Tuesday, June 10, 2014

How I made some noticeboards

Having found or created posters, timetables and notices and printed them out (see How I created period posters, enamel signs and notices), I decided that some of them needed to be mounted on noticeboards.

A piece of 1.2mm (50thou) thick black plasticard was trimmed roughly to the size of the poster, plus 3-4mm on each edge.

3mm wide strips of 1.4mm (55thou) thick black plasticard were then glued to the edges using liquid poly adhesive. The strips were deliberately cut to be longer than needed and overlapped at the corners (but not glued).

When the glue had set sufficiently to grab the strips, a craft knife was positioned diagonally across the overlapping strips at the corners and pressure applied to cut through both strips.

This helped to ensure that the mitres for the corners matched exactly. Liquid poly glue was then flooded into the corners with a paintbrush and left to set.
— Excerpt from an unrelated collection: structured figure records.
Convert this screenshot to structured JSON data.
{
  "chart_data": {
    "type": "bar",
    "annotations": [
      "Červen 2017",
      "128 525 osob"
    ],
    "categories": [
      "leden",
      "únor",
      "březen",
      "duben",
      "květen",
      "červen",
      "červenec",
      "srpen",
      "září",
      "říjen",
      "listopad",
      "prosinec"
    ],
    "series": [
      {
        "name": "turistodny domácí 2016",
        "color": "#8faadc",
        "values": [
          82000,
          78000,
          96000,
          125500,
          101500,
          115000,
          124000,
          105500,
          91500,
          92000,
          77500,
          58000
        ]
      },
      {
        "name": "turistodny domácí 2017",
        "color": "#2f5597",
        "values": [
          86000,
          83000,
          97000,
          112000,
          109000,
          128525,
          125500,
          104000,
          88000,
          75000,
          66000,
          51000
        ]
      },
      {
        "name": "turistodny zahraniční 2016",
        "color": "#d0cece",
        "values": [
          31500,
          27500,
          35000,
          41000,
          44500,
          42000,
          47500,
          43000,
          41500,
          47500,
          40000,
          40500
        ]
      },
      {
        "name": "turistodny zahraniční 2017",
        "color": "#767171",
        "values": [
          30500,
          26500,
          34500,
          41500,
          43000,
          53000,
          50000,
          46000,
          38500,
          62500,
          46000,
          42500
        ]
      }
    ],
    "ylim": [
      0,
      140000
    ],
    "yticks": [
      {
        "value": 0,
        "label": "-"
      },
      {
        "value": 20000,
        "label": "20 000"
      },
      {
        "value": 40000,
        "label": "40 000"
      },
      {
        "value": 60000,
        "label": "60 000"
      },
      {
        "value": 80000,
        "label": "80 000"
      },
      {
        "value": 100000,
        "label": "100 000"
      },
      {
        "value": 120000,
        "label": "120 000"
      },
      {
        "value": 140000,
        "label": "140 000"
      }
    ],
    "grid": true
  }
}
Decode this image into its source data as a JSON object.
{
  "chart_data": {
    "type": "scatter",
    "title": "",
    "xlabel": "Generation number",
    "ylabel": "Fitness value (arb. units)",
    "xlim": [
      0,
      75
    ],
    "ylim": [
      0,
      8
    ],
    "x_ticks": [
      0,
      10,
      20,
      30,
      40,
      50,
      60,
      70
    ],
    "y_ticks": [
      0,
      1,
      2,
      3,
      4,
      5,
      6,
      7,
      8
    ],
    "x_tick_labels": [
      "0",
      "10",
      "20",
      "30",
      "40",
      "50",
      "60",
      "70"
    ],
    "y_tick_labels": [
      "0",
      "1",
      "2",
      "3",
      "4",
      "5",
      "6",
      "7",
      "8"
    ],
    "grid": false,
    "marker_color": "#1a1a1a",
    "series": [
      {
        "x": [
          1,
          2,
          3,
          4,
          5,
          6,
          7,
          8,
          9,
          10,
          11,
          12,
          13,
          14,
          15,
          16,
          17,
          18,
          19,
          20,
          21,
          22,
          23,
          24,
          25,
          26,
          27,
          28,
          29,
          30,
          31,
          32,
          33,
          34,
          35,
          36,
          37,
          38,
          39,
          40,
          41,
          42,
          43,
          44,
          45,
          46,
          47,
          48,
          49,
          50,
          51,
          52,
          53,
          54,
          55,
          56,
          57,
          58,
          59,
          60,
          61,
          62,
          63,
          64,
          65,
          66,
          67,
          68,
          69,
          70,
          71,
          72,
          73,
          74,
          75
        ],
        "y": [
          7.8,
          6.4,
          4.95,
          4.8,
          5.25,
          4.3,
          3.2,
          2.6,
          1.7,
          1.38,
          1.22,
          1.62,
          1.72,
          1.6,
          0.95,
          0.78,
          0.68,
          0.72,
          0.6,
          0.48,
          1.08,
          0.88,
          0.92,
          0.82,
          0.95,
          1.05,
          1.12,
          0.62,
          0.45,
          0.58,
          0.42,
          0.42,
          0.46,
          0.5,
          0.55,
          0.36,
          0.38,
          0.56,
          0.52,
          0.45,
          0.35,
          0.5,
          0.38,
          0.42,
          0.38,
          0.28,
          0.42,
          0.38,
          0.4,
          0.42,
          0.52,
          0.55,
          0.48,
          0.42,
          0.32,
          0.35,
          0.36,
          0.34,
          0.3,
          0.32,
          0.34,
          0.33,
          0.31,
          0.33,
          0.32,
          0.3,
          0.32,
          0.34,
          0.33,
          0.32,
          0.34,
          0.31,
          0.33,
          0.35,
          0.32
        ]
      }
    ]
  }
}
The frames were then rubbed-down with fine abrasive paper before being given a couple of coats of acrylic paint. The virtue of using black plasticard is that the insides of the frame do not need to be painted. As can be seen from the photo below, some of my edging strips were not quite 3mm in width, I'm sure those who have more precise cutting skills than me (or those who purchase microstrip) will do a better job.
I've found in the past that a light coating of matt or semi-matt varnish prolongs the life of the posters, however, even with this precaution, it seems that slugs and snails enjoy feasting on any form of paper and so, from this year onwards, I am tending to remove my buildings from the garden when I know the railway is not going to be used for a few days.